Abstract: The study of coherent magnonic interactions relies implicitly on the ability to excite and exploit long-lived spin wave excitations in a magnetic material. That requirement has led to a reliance on yittrium iron garnet (YIG), which for half a century has reigned as the unchallenged leader in low-loss magnetic resonance despite extensive efforts to identify alternative materials.
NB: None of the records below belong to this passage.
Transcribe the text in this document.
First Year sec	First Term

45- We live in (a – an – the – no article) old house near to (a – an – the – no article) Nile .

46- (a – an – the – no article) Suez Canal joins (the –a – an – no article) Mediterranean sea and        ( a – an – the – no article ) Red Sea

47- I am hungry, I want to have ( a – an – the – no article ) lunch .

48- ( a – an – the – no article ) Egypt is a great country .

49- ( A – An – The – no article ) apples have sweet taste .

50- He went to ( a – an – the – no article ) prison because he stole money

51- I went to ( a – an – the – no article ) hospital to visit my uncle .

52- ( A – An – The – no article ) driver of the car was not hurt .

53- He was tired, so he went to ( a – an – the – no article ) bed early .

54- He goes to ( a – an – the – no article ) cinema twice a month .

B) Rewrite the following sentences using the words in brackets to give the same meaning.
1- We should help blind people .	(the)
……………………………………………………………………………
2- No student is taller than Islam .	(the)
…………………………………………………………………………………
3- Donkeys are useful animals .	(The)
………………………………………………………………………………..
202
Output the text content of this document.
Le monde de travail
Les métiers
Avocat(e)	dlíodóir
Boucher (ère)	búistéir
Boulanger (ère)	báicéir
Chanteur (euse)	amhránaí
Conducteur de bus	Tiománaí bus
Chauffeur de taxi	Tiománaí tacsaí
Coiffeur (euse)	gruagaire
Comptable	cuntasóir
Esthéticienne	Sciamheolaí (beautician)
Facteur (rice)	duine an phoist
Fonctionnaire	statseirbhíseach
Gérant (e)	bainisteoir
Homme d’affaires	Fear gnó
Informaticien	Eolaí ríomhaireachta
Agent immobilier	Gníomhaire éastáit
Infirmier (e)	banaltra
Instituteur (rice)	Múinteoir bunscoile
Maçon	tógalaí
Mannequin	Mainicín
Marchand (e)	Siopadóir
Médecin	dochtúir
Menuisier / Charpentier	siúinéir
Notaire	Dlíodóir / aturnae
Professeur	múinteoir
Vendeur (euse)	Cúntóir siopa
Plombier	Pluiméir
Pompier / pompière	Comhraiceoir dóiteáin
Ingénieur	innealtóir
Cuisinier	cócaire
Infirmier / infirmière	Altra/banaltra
Surprisingly, the organic-based ferrimagnet vanadium tetracyanoethylene (V[TCNE]x; x ≈ 2) has recently emerged as a compelling alternative to YIG. In contrast to other organic-based materials, V[TCNE]x exhibits robust magnetism, has a single-peaked narrow magnetic resonance feature (less than 1 G at 10 GHz), and has a Curie temperature over 600 K with sharp hysteresis switching to full saturation at room temperature.
Here, we present the synthesis of a new class of organic-based magnetic nanostructures consisting of nanowires of V[TCNE]x that assemble along the ridges of a grooved substrate. These nanowires exhibit uniaxial magnetic anisotropy in direct contrast to the isotropic in-plane response of typical thin films. When different magnon modes excited in these structures are brought into resonance by varying the orientation of an in-plane magnetic field, we observe anticrossing behavior, indicating strong coherent coupling between excitations. Furthermore, micromagnetic simulations of the nanostructures faithfully reproduce the experimentally measured spectra, including spin-wave and other higher-order modes. We also study films of the V[TCNE]x analogs vanadium methyl tricyanoethylenecarboxylate (V[MeTCEC]x) and vanadium ethyl tricyanoethylene-carboxylate (V[ETCEC]x), which show a temperature-dependent switch in the easy axis from in-plane to out-of-plane, suggesting underlying effects beyond shape anisotropy and pointing toward the presence of an additional contribution to the uniaxial anisotropy.
These results introduce a new degree of freedom for organic-based magnetism and spintronics, allowing for the engineering of magnetic anisotropy in a material that exhibits both robust room-temperature magnetic order and the benefits of low cost, mechanical flexibility, and facile synthesis found in other organic materials.